|*||Copper treatment for aquarium fish affected by external parasites|
|*||Effectively eradicates common aquarium ectoparasites including Ich|
|*||Easily removable with chemical filtration in freshwater or marine aquariums|
Seachem Cupramine is buffered, active copper safer than copper sulfate or chelates for eradicating ectoparasites. With a 4X concentration gap between the minimal therapeutic dose and the toxic dose, Cupramine allows safe and effective use even at low concentrations. Does not contaminate the aquarium filter bed and can easily be removed with activated carbon or copper-removing chemical filter media.
Seachem Cupramine effectively eradicates Oodinium, Cryptocaryon, Amyloodinium, Ichthyophthirius, and other ectoparasites of both freshwater and marine fish. 100 ml treats over 500 gallons. Not for use in aquariums housing invertebrates.
Directions for Use
Remove all invertebrates. Turn off UV sterilizer; remove chemical filtration. If the bottle has a dropper cap, use 20 drops (1 mL) per 40 L (10.5 gallons) the first day, wait 48 hours, then repeat. On non-dropper caps, each inner ring is 1 mL. In freshwater, use half dose. Final copper concentration is 0.5 mg/L (0.25 mg/L in freshwater). Leave at this concentration for 14 days. Do not re-dose without testing levels using MultiTest Copper (DFS# 4343010).
Do not use in conjunction with any other medication. If tank has ever been treated with an ionic copper (e.g. copper chloride, sulfate or citrate), test copper level after initial dosing. Although most fish tolerate Cupramine to 0.8 mg/L, it is not advisable to exceed 0.6 mg/L copper. Remove with activated carbon.
In case of eye exposure, promptly & thoroughly wash eyes with water & seek medical attention.

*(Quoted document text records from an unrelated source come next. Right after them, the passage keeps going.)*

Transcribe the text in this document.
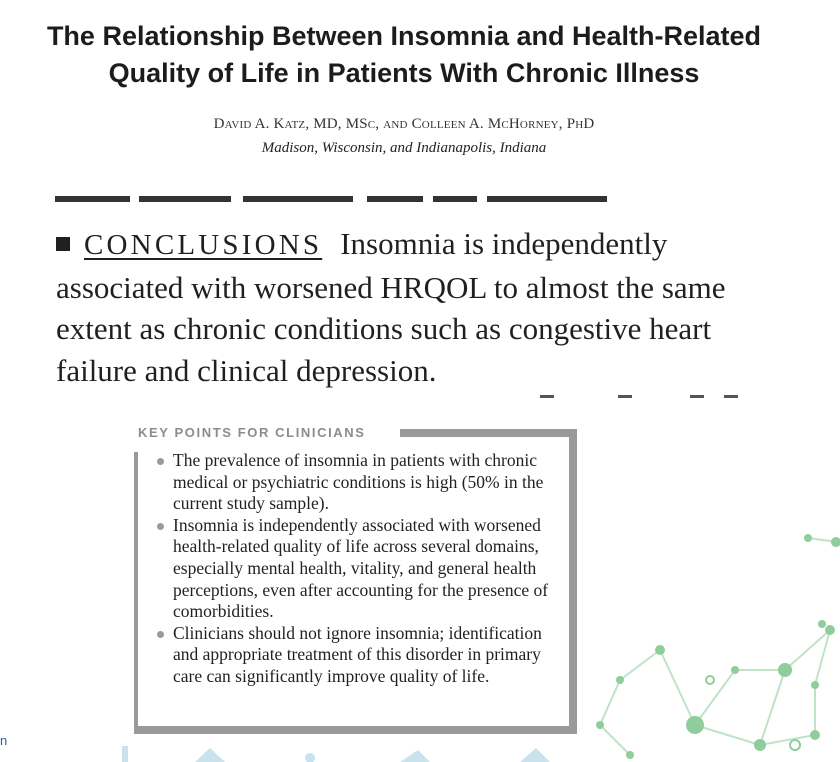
The Relationship Between Insomnia and Health-Related
Quality of Life in Patients With Chronic Illness
David A. Katz, MD, MSc, and Colleen A. McHorney, PhD
Madison, Wisconsin, and Indianapolis, Indiana
CONCLUSIONS Insomnia is independently associated with worsened HRQOL to almost the same extent as chronic conditions such as congestive heart failure and clinical depression.
KEY POINTS FOR CLINICIANS
The prevalence of insomnia in patients with chronic medical or psychiatric conditions is high (50% in the current study sample).
Insomnia is independently associated with worsened health-related quality of life across several domains, especially mental health, vitality, and general health perceptions, even after accounting for the presence of comorbidities.
Clinicians should not ignore insomnia; identification and appropriate treatment of this disorder in primary care can significantly improve quality of life.
n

Cupramine effectively eradicates Oodinium, Cryptocaryon, Amyloodinium, Ichthyophthirius, and other ectoparasites of both freshwater and marine fish. It is superior to copper sulfate, chloride & citrate: it is non-acidic, less toxic to fish, remains in solution, and does not contaminate the filter bed. It is superior to chelates: it is fully charged (ionic), active at low concentrations, and is removable with carbon.
Why It's Different
There is more than a four-fold concentration gap between the minimal therapeutic dose (0.2 mg/L) and the toxic dose (0.8 mg/L). Cupramine is easily removable with chemical filtration. It is highly effective and safe in freshwater as well as marine water.